Let’s not lose sight of the infinite creativity that engulfs the observable universe. Today we eat food that did not exist a century ago, build our homes and furniture out of materials that only existed as negobjects. Even the use of gasoline for energy became empirically perceptible less than two hundred years ago. We walk around talking to one another on devices that were undreamed-of, negobjects in the rememberable past. Who would have thought that one runaway species would literally crash the earth’s environment? Pollution, mass extinctions, climate change, radioactive oceans etc. existed only as negobjects until very recent human history.
The perceptible universe can be explained and understood, and will be. But that is not where the interesting stuff is. Surprises and innovations come, and will continue to come from negobject, passed into observable reality through purpose or happenstance. History tries to explain the transmutation of nonexistent possibility to empirical observability.
The visible world as it is, the empirical world, is one of many possible ones. Time reveals to us a linked series of singular manifestations, where things are shifted from imperceptible negobjectness to a state of observability. A musician holds up his instrument and the audience waits to see what time will bring them in this carefully controlled transmutation of negobjectness into somethingness. The tones that will come into perceptible being are unknown until the exciting instant when they are given birth. We find joy in the release of potential into observability, in discovery and invention and the novelty of conversation and travel.
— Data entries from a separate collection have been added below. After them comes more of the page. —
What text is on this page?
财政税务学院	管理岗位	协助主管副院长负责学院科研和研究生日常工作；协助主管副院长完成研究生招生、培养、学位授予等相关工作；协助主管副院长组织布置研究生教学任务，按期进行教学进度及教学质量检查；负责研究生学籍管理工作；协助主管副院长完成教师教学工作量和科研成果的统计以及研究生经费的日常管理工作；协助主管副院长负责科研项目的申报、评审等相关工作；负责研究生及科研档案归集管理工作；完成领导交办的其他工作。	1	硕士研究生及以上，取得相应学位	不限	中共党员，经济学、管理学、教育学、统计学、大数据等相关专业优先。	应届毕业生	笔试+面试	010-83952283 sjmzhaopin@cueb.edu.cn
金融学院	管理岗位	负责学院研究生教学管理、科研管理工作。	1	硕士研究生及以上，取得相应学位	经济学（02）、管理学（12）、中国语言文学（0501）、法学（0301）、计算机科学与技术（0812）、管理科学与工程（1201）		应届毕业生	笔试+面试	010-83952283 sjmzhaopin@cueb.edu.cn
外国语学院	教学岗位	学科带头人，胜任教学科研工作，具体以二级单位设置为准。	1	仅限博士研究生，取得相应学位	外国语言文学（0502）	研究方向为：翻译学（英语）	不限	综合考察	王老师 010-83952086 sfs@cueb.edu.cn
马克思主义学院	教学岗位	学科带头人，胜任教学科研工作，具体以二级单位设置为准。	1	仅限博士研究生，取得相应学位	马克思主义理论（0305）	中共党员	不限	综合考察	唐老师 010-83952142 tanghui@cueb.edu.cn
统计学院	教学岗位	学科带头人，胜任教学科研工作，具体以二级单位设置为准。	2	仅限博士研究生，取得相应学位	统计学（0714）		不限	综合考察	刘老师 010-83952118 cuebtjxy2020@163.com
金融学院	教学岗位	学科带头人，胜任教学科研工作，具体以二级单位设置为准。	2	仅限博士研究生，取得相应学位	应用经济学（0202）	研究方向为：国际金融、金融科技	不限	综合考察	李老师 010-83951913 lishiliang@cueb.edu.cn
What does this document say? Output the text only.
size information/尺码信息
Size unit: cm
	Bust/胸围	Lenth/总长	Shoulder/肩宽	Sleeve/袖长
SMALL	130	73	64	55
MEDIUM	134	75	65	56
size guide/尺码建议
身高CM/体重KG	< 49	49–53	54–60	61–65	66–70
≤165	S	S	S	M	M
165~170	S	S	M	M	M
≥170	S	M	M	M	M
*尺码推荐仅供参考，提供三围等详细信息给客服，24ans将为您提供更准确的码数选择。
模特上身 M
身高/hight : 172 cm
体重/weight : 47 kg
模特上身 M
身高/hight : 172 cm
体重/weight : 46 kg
This is why curiosity is the highest virtue. It is an inherent acknowledgement that the known is embedded in a multidimensional negobjective matrix that contains all futures and all knowledge. Science is an especially focused transformation of bringing explanations of the visible world out of negobject, and invention, art, and explanation itself are unscientific processes for manipulating the release of negobject into being, in its common sense of being perceptible.
The person who shut the door is simply not perceptible. Yet.